Maisy Barker

Personal information
- Full name: Maisy Barker
- Date of birth: 25 March 2002 (age 23)
- Place of birth: England
- Height: 1.69 m (5 ft 7 in)
- Position: Defender

Team information
- Current team: Oxford United
- Number: 21

Youth career
- Middlesex Academy
- Chelsea

Senior career*
- Years: Team / Apps / (Gls)
- 2021–2023: West Ham United / 3 / (0)
- 2023: → Hashtag United (loan) / 7
- 2023–2025: Ipswich Town
- 2025–: Oxford United / 2 / (0)

International career
- 2018–2019: England U17 / 9 / (0)

= Maisy Barker =

English footballer

Maisy Barker (born 25 March 2002) is a footballer who plays as a defender for Oxford United.

== Club career ==
Barker made her senior debut for West Ham in the 2020/21 WSL campaign, in a 4–0 defeat against Manchester City Women. Barker was subbed on in the 71st minute, replacing Lois Joel. Her second appearance came in the 89th minute away at Manchester United Women in a 2–0 defeat, replacing Redish Kvamme. Barker also made two appearances in the FA Women's Continental Tyres League Cup against Charlton Athletic Women and Chelsea Women, in a 4–0 victory and a 6–0 defeat respectively.

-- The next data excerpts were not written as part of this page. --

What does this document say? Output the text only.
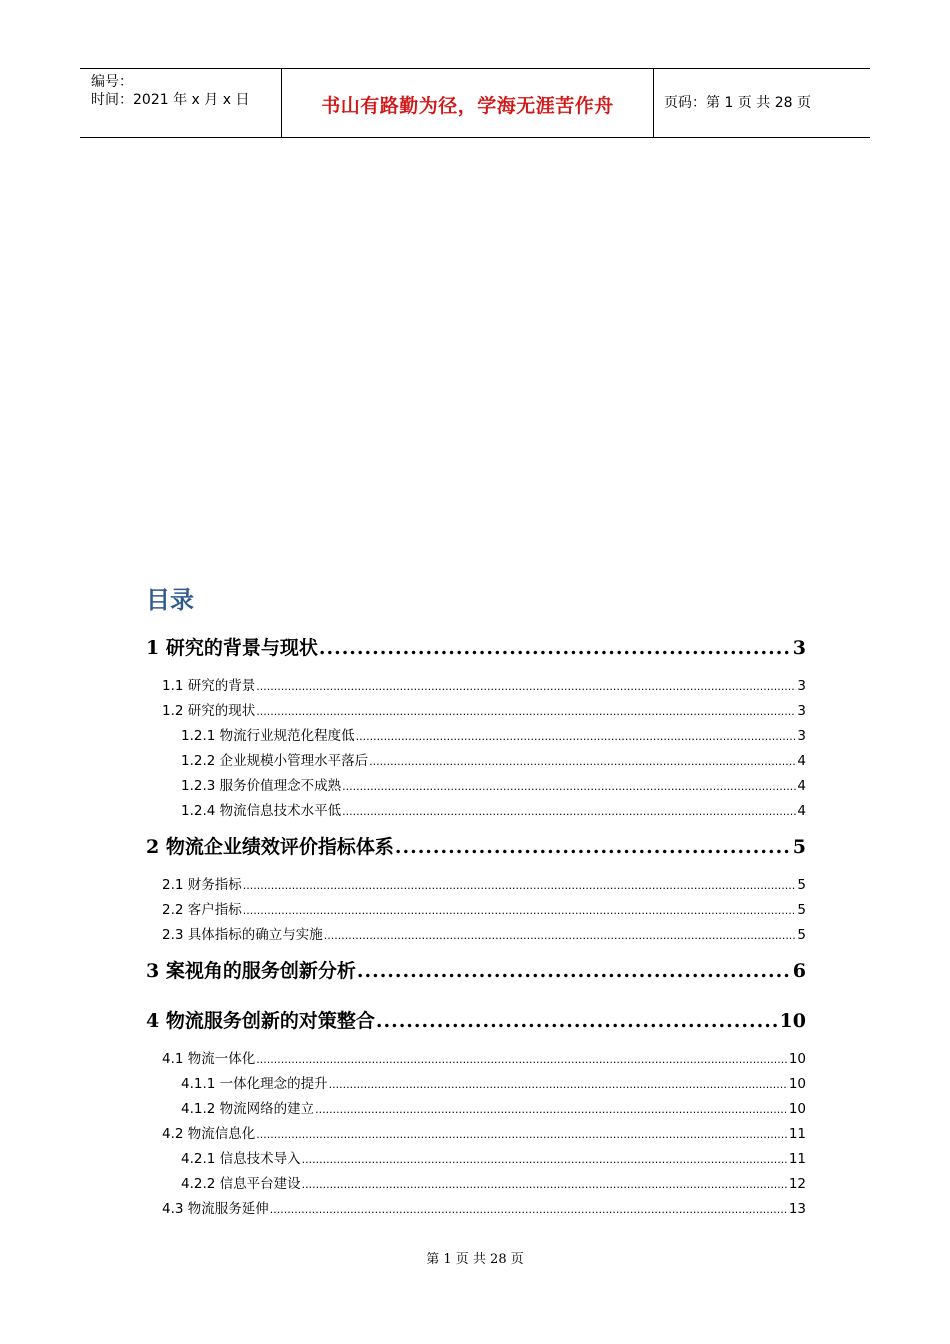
编号：
时间：2021 年 x 月 x 日	书山有路勤为径，学海无涯苦作舟	页码：第 1 页 共 28 页
目录
1 研究的背景与现状 .....	3
1.1 研究的背景 .....	3
1.2 研究的现状 .....	3
1.2.1 物流行业规范化程度低 .....	3
1.2.2 企业规模小管理水平落后 .....	4
1.2.3 服务价值理念不成熟 .....	4
1.2.4 物流信息技术水平低 .....	4
2 物流企业绩效评价指标体系 .....	5
2.1 财务指标 .....	5
2.2 客户指标 .....	5
2.3 具体指标的确立与实施 .....	5
3 案视角的服务创新分析 .....	6
4 物流服务创新的对策整合 .....	10
4.1 物流一体化 .....	10
4.1.1 一体化理念的提升 .....	10
4.1.2 物流网络的建立 .....	10
4.2 物流信息化 .....	11
4.2.1 信息技术导入 .....	11
4.2.2 信息平台建设 .....	12
4.3 物流服务延伸 .....	13
第 1 页 共 28 页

In July 2023, Barker joined Ipswich Town Women on a one-year deal for the 2023/24 season. Barker extended her stay a year later. She was part of the Ipswich Town Women team that secured promotion from the FA Women's National League Southern Premier Division in the 2024/25 season. Barker contributed four goals and five assists in her 28 appearances.

== International career ==
Barker represented England at an under-17 level, between the years 2018 and 2019.